1. Jones, Trauma and Grace, 137.
2. Ibid., 138.
3. Ibid., 139.
4. Ibid., 127.
5. Ibid., 158.
3 THE SUMMER OF ’45
I still remember the summer of 1945. I was in love with Anna Laurie, and her husband, Joe, was my best friend. I think all three of us had a pretty good idea of how I felt, but no one seemed to have a problem with it.
There are snapshots from those summer days that are sharp and clear in my mind, just as there are many details that I probably didn’t bother to get straight in the first place. And there are emotions I can still evoke simply by remembering.
Most summers, I would visit my grandparents for a few days on their farm just outside Glasgow, Kentucky. Sometimes it might be a week or so. This particular summer must have been one of my longer visits, maybe two or three weeks, but I wasn’t noticing such details. As far as I was concerned, a world war might be drawing to a close without impinging on my nine-year-old life.
Joe and Anna Laurie lived in a shack on my grandfather’s farm with their three or four children. I never got all the children straight, since they were all too young for me to play with. Joe worked for my grandfather, though their arrangement was also one of those things that didn’t interest me. Looking back, I imagine that both Joe and Anna Laurie must have been in their mid-twenties. I never thought to ask them how old they were, though their first question to me each summer was to ask how old I had gotten to be, then beaming as if my age was the most extraordinary thing either of them had ever heard.
Sometimes I would go along with my grandfather to do “chores,” which was the name for all the work that went on around the farm. When I returned each summer to Louisville, my mother would not let me refer to anything I did around the house as a chore, telling me it wasn’t that hard to do, so I have always associated the word with farm work. I preferred doing chores with Joe, however, who was more fun than my grandfather. He treated me as an equal, telling me what “we” were going to have to do next and sometimes asking my opinion about things. I was always thrilled when I got the answer right. Joe would say “That’s right,” as if that was as extraordinary a fact as my age.

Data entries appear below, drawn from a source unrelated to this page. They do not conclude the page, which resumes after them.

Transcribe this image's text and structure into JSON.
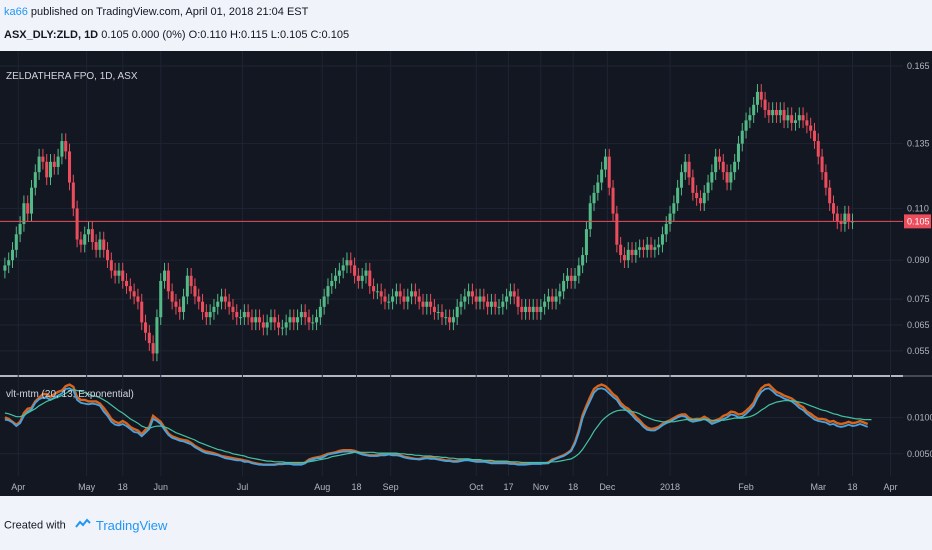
{
  "header": {
    "author": "ka66",
    "published": "published on TradingView.com, April 01, 2018 21:04 EST",
    "symbol": "ASX_DLY:ZLD, 1D",
    "quote": "0.105 0.000 (0%) O:0.110 H:0.115 L:0.105 C:0.105"
  },
  "footer": {
    "created_with": "Created with",
    "brand": "TradingView"
  },
  "colors": {
    "background": "#131722",
    "grid": "#1e2433",
    "up": "#53b987",
    "down": "#eb4d5c",
    "price_line": "#eb4d5c",
    "vlt_orange": "#d9641c",
    "vlt_blue": "#4aa3df",
    "vlt_teal": "#43c3a3",
    "axis_text": "#b2b5be"
  },
  "chart_data": [
    {
      "type": "candlestick",
      "title": "ZELDATHERA FPO, 1D, ASX",
      "ylim": [
        0.048,
        0.17
      ],
      "y_ticks": [
        0.165,
        0.135,
        0.11,
        0.09,
        0.075,
        0.065,
        0.055
      ],
      "y_tick_labels": [
        "0.165",
        "0.135",
        "0.110",
        "0.090",
        "0.075",
        "0.065",
        "0.055"
      ],
      "last_price": 0.105,
      "last_price_label": "0.105",
      "x_labels": [
        "Apr",
        "May",
        "18",
        "Jun",
        "Jul",
        "Aug",
        "18",
        "Sep",
        "Oct",
        "17",
        "Nov",
        "18",
        "Dec",
        "2018",
        "Feb",
        "Mar",
        "18",
        "Apr"
      ],
      "x_label_pos": [
        3.5,
        21.5,
        31,
        41,
        62.5,
        83.5,
        92.5,
        101.5,
        124,
        132.5,
        141,
        149.5,
        158.5,
        175,
        195,
        214,
        223,
        233
      ],
      "close": [
        0.088,
        0.09,
        0.094,
        0.1,
        0.104,
        0.112,
        0.108,
        0.118,
        0.124,
        0.13,
        0.128,
        0.122,
        0.128,
        0.126,
        0.13,
        0.136,
        0.132,
        0.12,
        0.11,
        0.098,
        0.096,
        0.1,
        0.102,
        0.097,
        0.094,
        0.098,
        0.094,
        0.09,
        0.086,
        0.084,
        0.086,
        0.082,
        0.08,
        0.078,
        0.076,
        0.074,
        0.066,
        0.062,
        0.058,
        0.054,
        0.068,
        0.082,
        0.086,
        0.078,
        0.074,
        0.072,
        0.07,
        0.076,
        0.084,
        0.08,
        0.076,
        0.074,
        0.07,
        0.068,
        0.07,
        0.072,
        0.074,
        0.076,
        0.074,
        0.072,
        0.07,
        0.068,
        0.068,
        0.07,
        0.068,
        0.066,
        0.068,
        0.066,
        0.064,
        0.066,
        0.068,
        0.066,
        0.064,
        0.064,
        0.066,
        0.068,
        0.066,
        0.068,
        0.07,
        0.068,
        0.066,
        0.066,
        0.068,
        0.072,
        0.076,
        0.08,
        0.082,
        0.084,
        0.086,
        0.088,
        0.09,
        0.088,
        0.084,
        0.082,
        0.084,
        0.086,
        0.08,
        0.078,
        0.078,
        0.076,
        0.074,
        0.074,
        0.076,
        0.078,
        0.076,
        0.074,
        0.076,
        0.078,
        0.076,
        0.074,
        0.072,
        0.074,
        0.072,
        0.07,
        0.07,
        0.068,
        0.068,
        0.066,
        0.068,
        0.072,
        0.074,
        0.076,
        0.078,
        0.076,
        0.074,
        0.076,
        0.074,
        0.072,
        0.074,
        0.072,
        0.072,
        0.074,
        0.076,
        0.078,
        0.076,
        0.072,
        0.07,
        0.072,
        0.07,
        0.072,
        0.07,
        0.072,
        0.074,
        0.076,
        0.074,
        0.076,
        0.078,
        0.082,
        0.084,
        0.082,
        0.084,
        0.088,
        0.092,
        0.102,
        0.112,
        0.116,
        0.12,
        0.125,
        0.13,
        0.118,
        0.108,
        0.096,
        0.092,
        0.09,
        0.094,
        0.092,
        0.094,
        0.095,
        0.094,
        0.096,
        0.094,
        0.095,
        0.096,
        0.1,
        0.104,
        0.108,
        0.112,
        0.118,
        0.124,
        0.128,
        0.122,
        0.116,
        0.114,
        0.112,
        0.116,
        0.12,
        0.124,
        0.13,
        0.128,
        0.124,
        0.12,
        0.124,
        0.128,
        0.135,
        0.14,
        0.144,
        0.146,
        0.15,
        0.155,
        0.152,
        0.148,
        0.146,
        0.148,
        0.146,
        0.148,
        0.144,
        0.146,
        0.143,
        0.144,
        0.146,
        0.144,
        0.142,
        0.14,
        0.136,
        0.13,
        0.124,
        0.118,
        0.112,
        0.108,
        0.105,
        0.104,
        0.108,
        0.105,
        0.105
      ],
      "x_count": 236
    },
    {
      "type": "line",
      "title": "vlt-mtm (20, 13, Exponential)",
      "ylim": [
        0.0025,
        0.015
      ],
      "y_ticks": [
        0.01,
        0.005
      ],
      "y_tick_labels": [
        "0.0100",
        "0.0050"
      ],
      "series": [
        {
          "key": "orange",
          "values": [
            0.01,
            0.0098,
            0.0094,
            0.009,
            0.0094,
            0.0106,
            0.0112,
            0.0113,
            0.0122,
            0.0127,
            0.0132,
            0.0132,
            0.0128,
            0.0132,
            0.0135,
            0.0137,
            0.0143,
            0.0145,
            0.0142,
            0.0128,
            0.0124,
            0.0124,
            0.0122,
            0.0122,
            0.0122,
            0.0119,
            0.0113,
            0.0106,
            0.0098,
            0.0094,
            0.0092,
            0.0095,
            0.0092,
            0.0087,
            0.0084,
            0.0082,
            0.0077,
            0.0083,
            0.0087,
            0.0102,
            0.0098,
            0.0094,
            0.0086,
            0.0078,
            0.0074,
            0.0072,
            0.007,
            0.0069,
            0.0068,
            0.0065,
            0.0061,
            0.0058,
            0.0055,
            0.0053,
            0.0052,
            0.0051,
            0.0049,
            0.0047,
            0.0046,
            0.0045,
            0.0044,
            0.0043,
            0.0042,
            0.0041,
            0.004,
            0.0038,
            0.0037,
            0.0036,
            0.0035,
            0.0035,
            0.0035,
            0.0035,
            0.0036,
            0.0036,
            0.0037,
            0.0037,
            0.0036,
            0.0036,
            0.0036,
            0.0038,
            0.0042,
            0.0044,
            0.0045,
            0.0046,
            0.0048,
            0.005,
            0.0051,
            0.0052,
            0.0054,
            0.0055,
            0.0055,
            0.0055,
            0.0054,
            0.0052,
            0.005,
            0.0049,
            0.0048,
            0.0048,
            0.0048,
            0.0049,
            0.005,
            0.005,
            0.0049,
            0.0049,
            0.0048,
            0.0046,
            0.0045,
            0.0044,
            0.0043,
            0.0043,
            0.0044,
            0.0045,
            0.0045,
            0.0044,
            0.0043,
            0.0042,
            0.0041,
            0.0041,
            0.004,
            0.004,
            0.0041,
            0.0042,
            0.0042,
            0.0041,
            0.004,
            0.004,
            0.004,
            0.0039,
            0.0038,
            0.0038,
            0.0038,
            0.0038,
            0.0038,
            0.0038,
            0.0037,
            0.0036,
            0.0036,
            0.0036,
            0.0036,
            0.0037,
            0.0037,
            0.0037,
            0.0037,
            0.0038,
            0.0042,
            0.0044,
            0.0046,
            0.0048,
            0.0051,
            0.0055,
            0.0066,
            0.0082,
            0.0103,
            0.0116,
            0.0128,
            0.0139,
            0.0143,
            0.0145,
            0.0143,
            0.0138,
            0.0132,
            0.0128,
            0.012,
            0.0115,
            0.0112,
            0.0107,
            0.0101,
            0.0096,
            0.009,
            0.0086,
            0.0084,
            0.0085,
            0.0087,
            0.0091,
            0.0094,
            0.0096,
            0.0099,
            0.0102,
            0.0104,
            0.0104,
            0.0099,
            0.0097,
            0.0098,
            0.0098,
            0.0101,
            0.0098,
            0.0094,
            0.0096,
            0.0098,
            0.0102,
            0.0104,
            0.0108,
            0.0107,
            0.0104,
            0.0105,
            0.0109,
            0.0114,
            0.012,
            0.0132,
            0.014,
            0.0144,
            0.0145,
            0.014,
            0.0135,
            0.0133,
            0.013,
            0.0128,
            0.0126,
            0.0122,
            0.0117,
            0.0114,
            0.0108,
            0.0105,
            0.0101,
            0.0098,
            0.0098,
            0.0097,
            0.0094,
            0.0095,
            0.0092,
            0.0091,
            0.0092,
            0.0094,
            0.0092,
            0.0093,
            0.0095,
            0.0093,
            0.0091
          ]
        },
        {
          "key": "blue",
          "values": [
            0.0097,
            0.0096,
            0.0093,
            0.0088,
            0.0092,
            0.0102,
            0.0108,
            0.0111,
            0.012,
            0.0125,
            0.0127,
            0.0127,
            0.0124,
            0.0127,
            0.013,
            0.0133,
            0.0139,
            0.014,
            0.0137,
            0.0124,
            0.012,
            0.0119,
            0.0118,
            0.0119,
            0.0118,
            0.0116,
            0.0108,
            0.0102,
            0.0094,
            0.009,
            0.0089,
            0.0091,
            0.0088,
            0.0084,
            0.008,
            0.0079,
            0.0074,
            0.0079,
            0.0084,
            0.0098,
            0.0095,
            0.0091,
            0.0083,
            0.0076,
            0.0072,
            0.007,
            0.0068,
            0.0067,
            0.0065,
            0.0063,
            0.0059,
            0.0056,
            0.0053,
            0.0051,
            0.005,
            0.0049,
            0.0048,
            0.0046,
            0.0044,
            0.0043,
            0.0042,
            0.0041,
            0.0041,
            0.0039,
            0.0039,
            0.0037,
            0.0036,
            0.0035,
            0.0035,
            0.0035,
            0.0035,
            0.0035,
            0.0036,
            0.0036,
            0.0036,
            0.0036,
            0.0035,
            0.0035,
            0.0035,
            0.0037,
            0.0041,
            0.0042,
            0.0044,
            0.0044,
            0.0046,
            0.0049,
            0.005,
            0.0051,
            0.0052,
            0.0053,
            0.0053,
            0.0053,
            0.0053,
            0.0051,
            0.0049,
            0.0048,
            0.0047,
            0.0047,
            0.0047,
            0.0048,
            0.0048,
            0.0049,
            0.0048,
            0.0048,
            0.0047,
            0.0045,
            0.0044,
            0.0043,
            0.0043,
            0.0042,
            0.0043,
            0.0044,
            0.0043,
            0.0043,
            0.0042,
            0.0041,
            0.004,
            0.004,
            0.0039,
            0.0039,
            0.004,
            0.0041,
            0.0041,
            0.004,
            0.0039,
            0.0039,
            0.0039,
            0.0038,
            0.0037,
            0.0037,
            0.0037,
            0.0037,
            0.0037,
            0.0036,
            0.0036,
            0.0035,
            0.0035,
            0.0035,
            0.0036,
            0.0036,
            0.0036,
            0.0036,
            0.0037,
            0.0037,
            0.0041,
            0.0043,
            0.0045,
            0.0047,
            0.005,
            0.0054,
            0.0064,
            0.0079,
            0.0099,
            0.0112,
            0.0123,
            0.0134,
            0.0139,
            0.014,
            0.0138,
            0.0133,
            0.0128,
            0.0124,
            0.0116,
            0.0112,
            0.0108,
            0.0103,
            0.0097,
            0.0093,
            0.0087,
            0.0083,
            0.0082,
            0.0082,
            0.0085,
            0.0089,
            0.0092,
            0.0094,
            0.0097,
            0.01,
            0.0102,
            0.0101,
            0.0096,
            0.0094,
            0.0095,
            0.0096,
            0.0098,
            0.0095,
            0.0091,
            0.0093,
            0.0095,
            0.0098,
            0.01,
            0.0104,
            0.0103,
            0.01,
            0.0101,
            0.0105,
            0.011,
            0.0116,
            0.0127,
            0.0135,
            0.0139,
            0.014,
            0.0136,
            0.0131,
            0.0129,
            0.0126,
            0.0124,
            0.0122,
            0.0118,
            0.0113,
            0.011,
            0.0105,
            0.0101,
            0.0097,
            0.0095,
            0.0094,
            0.0093,
            0.009,
            0.0091,
            0.0088,
            0.0087,
            0.0088,
            0.009,
            0.0088,
            0.0089,
            0.0091,
            0.0089,
            0.0087
          ]
        },
        {
          "key": "teal",
          "values": [
            0.0106,
            0.0105,
            0.0103,
            0.0101,
            0.0101,
            0.0103,
            0.0106,
            0.0109,
            0.0112,
            0.0116,
            0.0119,
            0.0122,
            0.0124,
            0.0126,
            0.0128,
            0.013,
            0.0133,
            0.0136,
            0.0138,
            0.0137,
            0.0136,
            0.0134,
            0.0132,
            0.013,
            0.0129,
            0.0127,
            0.0124,
            0.0121,
            0.0117,
            0.0113,
            0.0109,
            0.0106,
            0.0102,
            0.0098,
            0.0095,
            0.0092,
            0.0088,
            0.0086,
            0.0085,
            0.0087,
            0.0088,
            0.0088,
            0.0087,
            0.0085,
            0.0082,
            0.0079,
            0.0077,
            0.0075,
            0.0073,
            0.0071,
            0.0069,
            0.0066,
            0.0064,
            0.0062,
            0.006,
            0.0058,
            0.0056,
            0.0055,
            0.0053,
            0.0052,
            0.005,
            0.0049,
            0.0048,
            0.0047,
            0.0045,
            0.0044,
            0.0043,
            0.0042,
            0.0041,
            0.004,
            0.004,
            0.0039,
            0.0039,
            0.0039,
            0.0038,
            0.0038,
            0.0038,
            0.0038,
            0.0038,
            0.0038,
            0.0039,
            0.004,
            0.0041,
            0.0042,
            0.0043,
            0.0044,
            0.0046,
            0.0047,
            0.0048,
            0.0049,
            0.005,
            0.0051,
            0.0052,
            0.0052,
            0.0052,
            0.0052,
            0.0052,
            0.0052,
            0.0051,
            0.0051,
            0.0051,
            0.0051,
            0.0051,
            0.0051,
            0.005,
            0.005,
            0.0049,
            0.0049,
            0.0048,
            0.0048,
            0.0047,
            0.0047,
            0.0047,
            0.0046,
            0.0046,
            0.0045,
            0.0045,
            0.0044,
            0.0044,
            0.0043,
            0.0043,
            0.0043,
            0.0043,
            0.0042,
            0.0042,
            0.0042,
            0.0041,
            0.0041,
            0.0041,
            0.004,
            0.004,
            0.004,
            0.004,
            0.0039,
            0.0039,
            0.0039,
            0.0038,
            0.0038,
            0.0038,
            0.0038,
            0.0038,
            0.0038,
            0.0038,
            0.0038,
            0.0039,
            0.0039,
            0.004,
            0.0041,
            0.0042,
            0.0043,
            0.0046,
            0.005,
            0.0056,
            0.0064,
            0.0072,
            0.0081,
            0.0088,
            0.0095,
            0.01,
            0.0104,
            0.0107,
            0.0109,
            0.011,
            0.011,
            0.0109,
            0.0108,
            0.0107,
            0.0105,
            0.0102,
            0.01,
            0.0098,
            0.0096,
            0.0095,
            0.0094,
            0.0094,
            0.0094,
            0.0094,
            0.0095,
            0.0096,
            0.0097,
            0.0097,
            0.0097,
            0.0097,
            0.0097,
            0.0097,
            0.0097,
            0.0096,
            0.0096,
            0.0096,
            0.0096,
            0.0097,
            0.0098,
            0.0099,
            0.0099,
            0.0099,
            0.01,
            0.0101,
            0.0103,
            0.0106,
            0.011,
            0.0113,
            0.0117,
            0.0119,
            0.0121,
            0.0122,
            0.0123,
            0.0123,
            0.0123,
            0.0122,
            0.0121,
            0.012,
            0.0118,
            0.0116,
            0.0114,
            0.0112,
            0.011,
            0.0109,
            0.0107,
            0.0105,
            0.0104,
            0.0102,
            0.0101,
            0.01,
            0.0099,
            0.0098,
            0.0098,
            0.0097,
            0.0097,
            0.0097
          ]
        }
      ]
    }
  ]
}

Most of Anna Laurie’s work kept her confined to the house with the children, though she let me come and visit and talk with her. I marveled that so many people lived in the small house, though I never thought about why that might be. When Joe came home to take a nap or do work around the house, she would go out on the farm to do chores. I joined her whenever we went to pick damson plums from the orchard. We would take several buckets with us and my grandfather would pay us a quarter for each bucket we filled. Anna Laurie made me be careful as I climbed up into a plum tree, holding my bucket for me till I got up. She climbed up after me and found a secure branch opposite me to nestle into. We would start picking, with Anna Laurie picking four or five times faster than I did. I would look around for a plum, then pick it. Anna Laurie would have one hand moving towards a cluster of plums while the other hand was emptying three or four plums into the bucket. Occasionally, she would drop three of four plums in my bucket and give me a big smile.
Her smile is one of my mental snapshots. She had a wide mouth and her teeth glistened white. She had very pronounced cheekbones which seemed to stand out even more when she smiled. To this day, I notice the cheekbones of women. She wore a bright bandanna around her black hair. I suppose that today I would describe her eyes as sultry, though that certainly was not a word that came to my mind in 1945. I simply noticed that her eyes were different from any I had ever seen. She wore ragged jeans and a flowered blouse. Back then, even my grandmother made “sun dresses,” as she called them, out of the feed bags, which had bright designs for that very purpose.